104. Resolution: point in a literary work where the chief dramatic complication is worked out; denouement.

105. Restatement: idea repeated for emphasis.

106. Rhetoric: use of language,

107. Rhetorical Question: question suggesting its own answer or not requiring an answer.

108. Rising Action: plot build up.

109. Romanticism: movement in western culture beginning in the eighteenth and peaking in the nineteenth century as a revolt.

110. Satire: ridicules or condemns the weakness and wrong doings of others.

111. Scansion: the analysis of verse in terms of meter.

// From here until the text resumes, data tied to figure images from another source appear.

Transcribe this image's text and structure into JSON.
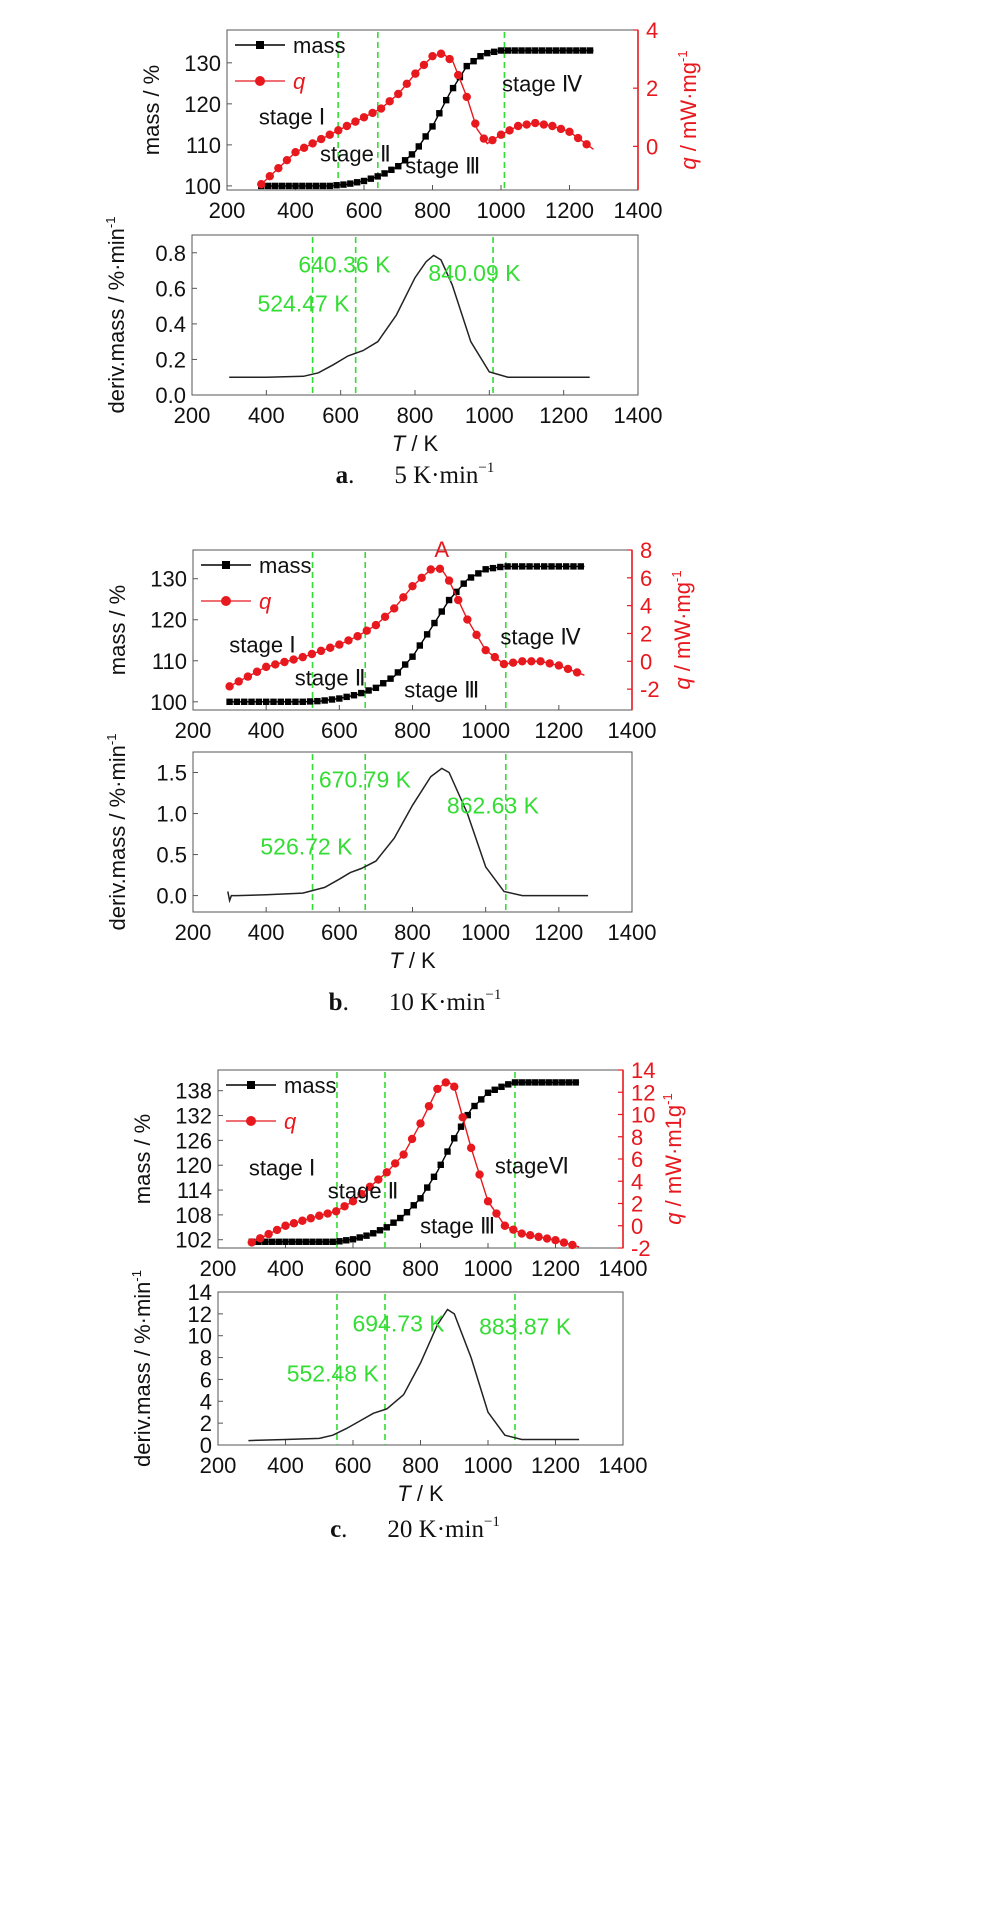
{
  "colors": {
    "mass": "#000000",
    "q": "#e8191e",
    "marker_line": "#33dd33",
    "axis": "#555555",
    "text": "#111111"
  },
  "chart_data": [
    {
      "panel": "a",
      "caption": {
        "letter": "a",
        "punct": ".",
        "rate": "5 K·min",
        "exp": "−1"
      },
      "top": {
        "type": "line",
        "xlim": [
          200,
          1400
        ],
        "xticks": [
          200,
          400,
          600,
          800,
          1000,
          1200,
          1400
        ],
        "ylim_left": [
          99,
          138
        ],
        "yticks_left": [
          100,
          110,
          120,
          130
        ],
        "ylabel_left": "mass / %",
        "ylim_right": [
          -1.5,
          4
        ],
        "yticks_right": [
          0,
          2,
          4
        ],
        "ylabel_right": {
          "italic": "q",
          "text": " / mW·mg",
          "sup": "-1"
        },
        "legend": [
          "mass",
          "q"
        ],
        "legend_position": "top-left",
        "vlines": [
          524.47,
          640.36,
          1010
        ],
        "stages": [
          {
            "label": "stage Ⅰ",
            "x": 390,
            "y": 115
          },
          {
            "label": "stage Ⅱ",
            "x": 575,
            "y": 106
          },
          {
            "label": "stage Ⅲ",
            "x": 830,
            "y": 103
          },
          {
            "label": "stage Ⅳ",
            "x": 1120,
            "y": 123
          }
        ],
        "series": [
          {
            "name": "mass",
            "axis": "left",
            "marker": "square",
            "x": [
              300,
              500,
              550,
              600,
              650,
              700,
              750,
              800,
              850,
              900,
              950,
              1000,
              1050,
              1270
            ],
            "y": [
              100,
              100,
              100.4,
              101.2,
              102.6,
              104.8,
              108.4,
              114.5,
              122.5,
              129.2,
              132.2,
              133,
              133,
              133
            ]
          },
          {
            "name": "q",
            "axis": "right",
            "marker": "circle",
            "x": [
              300,
              400,
              500,
              600,
              650,
              700,
              750,
              800,
              830,
              860,
              900,
              930,
              960,
              1000,
              1050,
              1100,
              1150,
              1200,
              1270
            ],
            "y": [
              -1.3,
              -0.2,
              0.4,
              1.0,
              1.3,
              1.8,
              2.5,
              3.1,
              3.2,
              2.9,
              1.7,
              0.6,
              0.1,
              0.4,
              0.7,
              0.8,
              0.7,
              0.5,
              -0.1
            ]
          }
        ]
      },
      "bottom": {
        "type": "line",
        "xlim": [
          200,
          1400
        ],
        "xticks": [
          200,
          400,
          600,
          800,
          1000,
          1200,
          1400
        ],
        "ylim": [
          0,
          0.9
        ],
        "yticks": [
          0.0,
          0.2,
          0.4,
          0.6,
          0.8
        ],
        "ytick_labels": [
          "0.0",
          "0.2",
          "0.4",
          "0.6",
          "0.8"
        ],
        "ylabel": "deriv.mass / %·min",
        "ylabel_sup": "-1",
        "xlabel": {
          "italic": "T",
          "text": " / K"
        },
        "vlines": [
          524.47,
          640.36,
          1010
        ],
        "temps": [
          {
            "label": "524.47 K",
            "x": 500,
            "y": 0.47
          },
          {
            "label": "640.36 K",
            "x": 610,
            "y": 0.69
          },
          {
            "label": "840.09 K",
            "x": 960,
            "y": 0.64
          }
        ],
        "series": [
          {
            "name": "deriv.mass",
            "x": [
              300,
              400,
              500,
              540,
              580,
              620,
              660,
              700,
              750,
              800,
              830,
              850,
              870,
              900,
              950,
              1000,
              1050,
              1100,
              1200,
              1270
            ],
            "y": [
              0.1,
              0.1,
              0.105,
              0.125,
              0.17,
              0.22,
              0.25,
              0.3,
              0.45,
              0.66,
              0.75,
              0.785,
              0.76,
              0.62,
              0.3,
              0.13,
              0.1,
              0.1,
              0.1,
              0.1
            ]
          }
        ]
      }
    },
    {
      "panel": "b",
      "caption": {
        "letter": "b",
        "punct": ".",
        "rate": "10 K·min",
        "exp": "−1"
      },
      "top": {
        "type": "line",
        "xlim": [
          200,
          1400
        ],
        "xticks": [
          200,
          400,
          600,
          800,
          1000,
          1200,
          1400
        ],
        "ylim_left": [
          98,
          137
        ],
        "yticks_left": [
          100,
          110,
          120,
          130
        ],
        "ylabel_left": "mass / %",
        "ylim_right": [
          -3.5,
          8
        ],
        "yticks_right": [
          -2,
          0,
          2,
          4,
          6,
          8
        ],
        "ylabel_right": {
          "italic": "q",
          "text": " / mW·mg",
          "sup": "-1"
        },
        "legend": [
          "mass",
          "q"
        ],
        "legend_position": "top-left",
        "annotation": {
          "label": "A",
          "x": 880,
          "y": 7.5
        },
        "vlines": [
          526.72,
          670.79,
          1055
        ],
        "stages": [
          {
            "label": "stage Ⅰ",
            "x": 390,
            "y": 112
          },
          {
            "label": "stage Ⅱ",
            "x": 575,
            "y": 104
          },
          {
            "label": "stage Ⅲ",
            "x": 880,
            "y": 101
          },
          {
            "label": "stage Ⅳ",
            "x": 1150,
            "y": 114
          }
        ],
        "series": [
          {
            "name": "mass",
            "axis": "left",
            "marker": "square",
            "x": [
              300,
              500,
              550,
              600,
              650,
              700,
              750,
              800,
              850,
              900,
              950,
              1000,
              1050,
              1100,
              1270
            ],
            "y": [
              100,
              100,
              100.2,
              100.8,
              101.8,
              103.4,
              106.2,
              111,
              117.8,
              124.8,
              129.8,
              132.3,
              133,
              133,
              133
            ]
          },
          {
            "name": "q",
            "axis": "right",
            "marker": "circle",
            "x": [
              300,
              400,
              500,
              600,
              650,
              700,
              750,
              800,
              850,
              870,
              880,
              900,
              950,
              1000,
              1050,
              1100,
              1150,
              1200,
              1270
            ],
            "y": [
              -1.8,
              -0.4,
              0.3,
              1.2,
              1.8,
              2.6,
              3.8,
              5.4,
              6.6,
              6.7,
              6.6,
              5.8,
              3.0,
              0.8,
              -0.2,
              0.0,
              0.0,
              -0.3,
              -1.0
            ]
          }
        ]
      },
      "bottom": {
        "type": "line",
        "xlim": [
          200,
          1400
        ],
        "xticks": [
          200,
          400,
          600,
          800,
          1000,
          1200,
          1400
        ],
        "ylim": [
          -0.2,
          1.75
        ],
        "yticks": [
          0.0,
          0.5,
          1.0,
          1.5
        ],
        "ytick_labels": [
          "0.0",
          "0.5",
          "1.0",
          "1.5"
        ],
        "ylabel": "deriv.mass / %·min",
        "ylabel_sup": "-1",
        "xlabel": {
          "italic": "T",
          "text": " / K"
        },
        "vlines": [
          526.72,
          670.79,
          1055
        ],
        "temps": [
          {
            "label": "526.72 K",
            "x": 510,
            "y": 0.5
          },
          {
            "label": "670.79 K",
            "x": 670,
            "y": 1.32
          },
          {
            "label": "862.63 K",
            "x": 1020,
            "y": 1.0
          }
        ],
        "series": [
          {
            "name": "deriv.mass",
            "x": [
              295,
              300,
              305,
              320,
              400,
              500,
              560,
              600,
              630,
              660,
              700,
              750,
              800,
              850,
              880,
              900,
              950,
              1000,
              1050,
              1100,
              1200,
              1280
            ],
            "y": [
              0.05,
              -0.06,
              0.0,
              0.0,
              0.01,
              0.03,
              0.1,
              0.2,
              0.28,
              0.33,
              0.42,
              0.7,
              1.1,
              1.45,
              1.55,
              1.5,
              1.0,
              0.35,
              0.05,
              0.0,
              0.0,
              0.0
            ]
          }
        ]
      }
    },
    {
      "panel": "c",
      "caption": {
        "letter": "c",
        "punct": ".",
        "rate": "20 K·min",
        "exp": "−1"
      },
      "top": {
        "type": "line",
        "xlim": [
          200,
          1400
        ],
        "xticks": [
          200,
          400,
          600,
          800,
          1000,
          1200,
          1400
        ],
        "ylim_left": [
          100,
          143
        ],
        "yticks_left": [
          102,
          108,
          114,
          120,
          126,
          132,
          138
        ],
        "ylabel_left": "mass / %",
        "ylim_right": [
          -2,
          14
        ],
        "yticks_right": [
          -2,
          0,
          2,
          4,
          6,
          8,
          10,
          12,
          14
        ],
        "ylabel_right": {
          "italic": "q",
          "text": " / mW·m1g",
          "sup": "-1"
        },
        "legend": [
          "mass",
          "q"
        ],
        "legend_position": "top-left",
        "vlines": [
          552.48,
          694.73,
          1080
        ],
        "stages": [
          {
            "label": "stage Ⅰ",
            "x": 390,
            "y": 117.5
          },
          {
            "label": "stage Ⅱ",
            "x": 630,
            "y": 112
          },
          {
            "label": "stage Ⅲ",
            "x": 910,
            "y": 103.5
          },
          {
            "label": "stageⅥ",
            "x": 1130,
            "y": 118
          }
        ],
        "series": [
          {
            "name": "mass",
            "axis": "left",
            "marker": "square",
            "x": [
              300,
              550,
              600,
              650,
              700,
              750,
              800,
              850,
              900,
              950,
              1000,
              1050,
              1080,
              1100,
              1270
            ],
            "y": [
              101.5,
              101.5,
              102.1,
              103.2,
              105,
              107.8,
              112,
              118.5,
              126.5,
              133.5,
              137.5,
              139.3,
              140,
              140,
              140
            ]
          },
          {
            "name": "q",
            "axis": "right",
            "marker": "circle",
            "x": [
              300,
              400,
              500,
              550,
              600,
              650,
              700,
              750,
              800,
              850,
              880,
              900,
              950,
              1000,
              1050,
              1100,
              1150,
              1200,
              1270
            ],
            "y": [
              -1.5,
              0.0,
              0.9,
              1.3,
              2.2,
              3.5,
              4.8,
              6.4,
              9.2,
              12.3,
              13.0,
              12.5,
              7.0,
              2.2,
              0.0,
              -0.7,
              -1.0,
              -1.3,
              -1.9
            ]
          }
        ]
      },
      "bottom": {
        "type": "line",
        "xlim": [
          200,
          1400
        ],
        "xticks": [
          200,
          400,
          600,
          800,
          1000,
          1200,
          1400
        ],
        "ylim": [
          0,
          14
        ],
        "yticks": [
          0,
          2,
          4,
          6,
          8,
          10,
          12,
          14
        ],
        "ytick_labels": [
          "0",
          "2",
          "4",
          "6",
          "8",
          "10",
          "12",
          "14"
        ],
        "ylabel": "deriv.mass / %·min",
        "ylabel_sup": "-1",
        "xlabel": {
          "italic": "T",
          "text": " / K"
        },
        "vlines": [
          552.48,
          694.73,
          1080
        ],
        "temps": [
          {
            "label": "552.48 K",
            "x": 540,
            "y": 5.8
          },
          {
            "label": "694.73 K",
            "x": 735,
            "y": 10.4
          },
          {
            "label": "883.87 K",
            "x": 1110,
            "y": 10.1
          }
        ],
        "series": [
          {
            "name": "deriv.mass",
            "x": [
              290,
              400,
              500,
              540,
              580,
              620,
              660,
              700,
              750,
              800,
              850,
              880,
              900,
              950,
              1000,
              1050,
              1100,
              1200,
              1270
            ],
            "y": [
              0.4,
              0.5,
              0.6,
              0.9,
              1.5,
              2.2,
              2.9,
              3.3,
              4.6,
              7.5,
              11.0,
              12.4,
              12.0,
              8.0,
              3.0,
              0.9,
              0.5,
              0.5,
              0.5
            ]
          }
        ]
      }
    }
  ]
}
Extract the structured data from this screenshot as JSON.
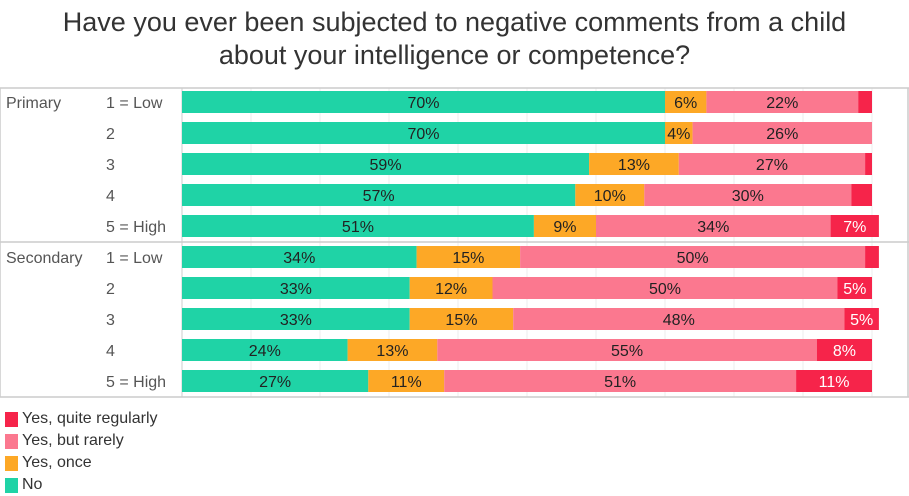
{
  "chart_data": {
    "type": "bar",
    "orientation": "horizontal",
    "stacked": "100%",
    "title_lines": [
      "Have you ever been subjected to negative comments from a child",
      "about your intelligence or competence?"
    ],
    "groups": [
      {
        "name": "Primary",
        "categories": [
          "1 = Low",
          "2",
          "3",
          "4",
          "5 = High"
        ]
      },
      {
        "name": "Secondary",
        "categories": [
          "1 = Low",
          "2",
          "3",
          "4",
          "5 = High"
        ]
      }
    ],
    "series": [
      {
        "name": "No",
        "color": "#1fd3a6",
        "values": [
          70,
          70,
          59,
          57,
          51,
          34,
          33,
          33,
          24,
          27
        ]
      },
      {
        "name": "Yes, once",
        "color": "#fda826",
        "values": [
          6,
          4,
          13,
          10,
          9,
          15,
          12,
          15,
          13,
          11
        ]
      },
      {
        "name": "Yes, but rarely",
        "color": "#fb788f",
        "values": [
          22,
          26,
          27,
          30,
          34,
          50,
          50,
          48,
          55,
          51
        ]
      },
      {
        "name": "Yes, quite regularly",
        "color": "#f6244a",
        "values": [
          2,
          0,
          1,
          3,
          7,
          2,
          5,
          5,
          8,
          11
        ]
      }
    ],
    "legend_order": [
      "Yes, quite regularly",
      "Yes, but rarely",
      "Yes, once",
      "No"
    ],
    "legend_position": "bottom-left",
    "xlim": [
      0,
      100
    ],
    "label_min": 4,
    "label_suffix": "%"
  }
}
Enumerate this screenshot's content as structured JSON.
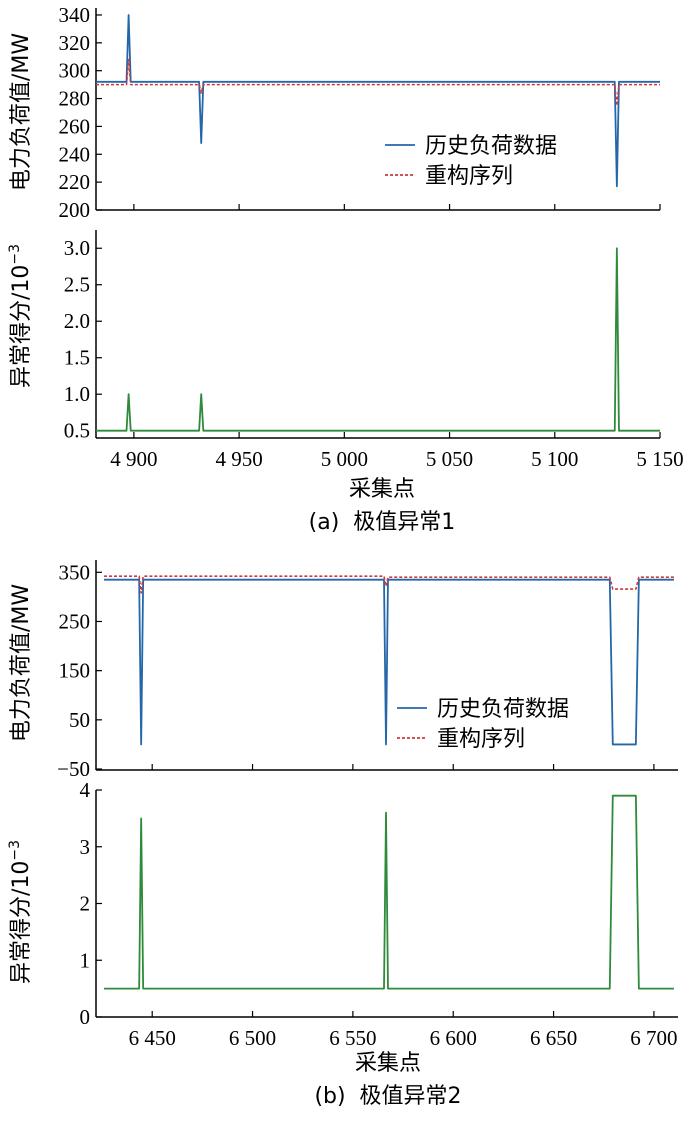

112. Setting: the time and place.

113. Simile: a figure of speech comparing two essentially unlike things through the use of a specific word of compariso.

114. Soliloquy: an extended speech,

115. Spiritual: a folk song, usually on a religious theme.

116. Speaker: a narrator.

117. Stereotype: cliché.

118. Stream of Consciousness: the style of writing that attempts to imitate the natural flow of a character’s thoughts

119. Structure: the planned framework of a literary selection;

120. Style: the manner of putting thoughts into words.

121. Subordination: the couching of less important ideas in less important structures of language.

122. Surrealism: a style in literature and painting that stresses the subconscious or the nonrational aspects of man.

123. Suspension of Disbelief: suspend not believing in order to enjoy it.

124. Symbol: something which stands for something else, yet has a meaning of its own.

125. Synesthesia: the use of one sense to convey the experience of another sense.

126. Synecdoche: another form of name changing, in which a part stands for the whole.

127. Syntax: the arrangement and grammatical relations of words in a sentence.

128. Theme: its message(s).

129. Thesis: a proposition for consideration.

130. Tone: the devices used to create the mood and atmosphere of a literary work.

131. Tongue in Cheek: a type of humor in which the speaker feigns seriousness; a.k.a. “dry” or “dead pan”

132. Tragedy: in literature: any composition with a somber theme carried to a disastrous conclusion; a fatal event; protagonist usually is heroic but tragically (fatally) flawed

133. Understatement: opposite of hyperbole; saying less than you mean for emphasis

134. Vernacular: everyday speech

135. Voice: The textual features, such as diction and sentence structures, that convey a writer’s or speaker’s pesona.